The system design discussion focused on designing a file-sharing service. I walked through the overall architecture, APIs, storage, scalability, metadata management, upload/download flow, and discussed trade-offs and possible improvements. From my perspective, I covered the major aspects expected in a senior-level system design interview.
What left me disappointed was the interaction during the system design round. The interviewer mostly read a predefined list of questions with very little engagement or discussion. There were almost no follow-up questions exploring my design decisions, no technical back-and-forth, and very little feedback indicating whether they wanted me to go deeper into any particular area. It felt more like a checklist exercise than a collaborative technical discussion.

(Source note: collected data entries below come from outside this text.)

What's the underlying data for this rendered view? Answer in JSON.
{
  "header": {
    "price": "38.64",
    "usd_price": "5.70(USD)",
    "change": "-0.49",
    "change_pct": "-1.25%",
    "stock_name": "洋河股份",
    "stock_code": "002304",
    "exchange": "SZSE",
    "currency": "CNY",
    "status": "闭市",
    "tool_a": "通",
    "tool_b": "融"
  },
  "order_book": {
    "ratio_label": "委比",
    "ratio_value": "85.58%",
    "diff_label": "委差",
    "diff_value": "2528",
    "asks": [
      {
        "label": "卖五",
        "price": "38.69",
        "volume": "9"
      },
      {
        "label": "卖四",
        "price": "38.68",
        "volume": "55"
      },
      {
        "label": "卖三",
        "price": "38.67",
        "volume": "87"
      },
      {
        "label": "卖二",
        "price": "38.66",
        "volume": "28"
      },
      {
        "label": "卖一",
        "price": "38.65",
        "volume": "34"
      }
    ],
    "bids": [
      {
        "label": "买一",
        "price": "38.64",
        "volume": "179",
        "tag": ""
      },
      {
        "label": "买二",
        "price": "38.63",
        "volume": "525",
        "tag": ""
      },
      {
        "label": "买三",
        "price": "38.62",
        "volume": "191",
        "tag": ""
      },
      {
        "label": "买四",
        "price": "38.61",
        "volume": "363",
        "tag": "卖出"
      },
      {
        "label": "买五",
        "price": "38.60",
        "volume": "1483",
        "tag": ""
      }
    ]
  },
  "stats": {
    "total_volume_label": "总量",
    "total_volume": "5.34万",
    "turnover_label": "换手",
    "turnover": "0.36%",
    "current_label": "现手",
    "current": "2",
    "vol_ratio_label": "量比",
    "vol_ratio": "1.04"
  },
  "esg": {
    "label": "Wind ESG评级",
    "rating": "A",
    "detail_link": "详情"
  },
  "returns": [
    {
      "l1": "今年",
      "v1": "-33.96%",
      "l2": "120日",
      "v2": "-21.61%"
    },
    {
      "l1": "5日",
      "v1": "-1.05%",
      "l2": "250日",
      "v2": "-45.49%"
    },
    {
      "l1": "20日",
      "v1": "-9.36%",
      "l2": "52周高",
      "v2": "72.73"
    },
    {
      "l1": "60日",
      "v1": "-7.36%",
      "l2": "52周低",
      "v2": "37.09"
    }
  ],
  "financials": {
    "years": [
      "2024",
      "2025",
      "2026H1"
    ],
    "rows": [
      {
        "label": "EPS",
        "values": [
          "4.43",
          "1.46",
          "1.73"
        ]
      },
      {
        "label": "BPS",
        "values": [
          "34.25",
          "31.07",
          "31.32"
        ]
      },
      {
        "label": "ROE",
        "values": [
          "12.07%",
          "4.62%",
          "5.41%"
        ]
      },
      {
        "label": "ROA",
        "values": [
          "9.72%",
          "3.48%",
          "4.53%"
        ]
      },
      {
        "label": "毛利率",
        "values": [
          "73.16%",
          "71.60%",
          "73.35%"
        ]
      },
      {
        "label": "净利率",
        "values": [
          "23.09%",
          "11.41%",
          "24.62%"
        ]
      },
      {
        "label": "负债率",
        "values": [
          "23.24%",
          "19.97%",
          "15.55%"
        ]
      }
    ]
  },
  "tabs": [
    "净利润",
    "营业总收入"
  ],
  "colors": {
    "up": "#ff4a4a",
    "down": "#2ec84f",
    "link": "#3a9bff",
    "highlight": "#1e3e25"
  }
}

After the interview, I received a rejection stating they were moving forward with another candidate. While I completely understand that companies have to make difficult hiring decisions and another candidate may have been a better fit, I was surprised given how well I believed I had performed across the coding and design discussions.
My feedback would be to make the system design interviews more interactive. Senior engineering interviews are often about evaluating technical reasoning, trade-offs, communication, and collaboration—not just asking a fixed sequence of questions. A more engaged conversation would likely lead to a fairer assessment of candidates.
Overall, the process was professional, but I left feeling that the interview did not fully evaluate my technical abilities.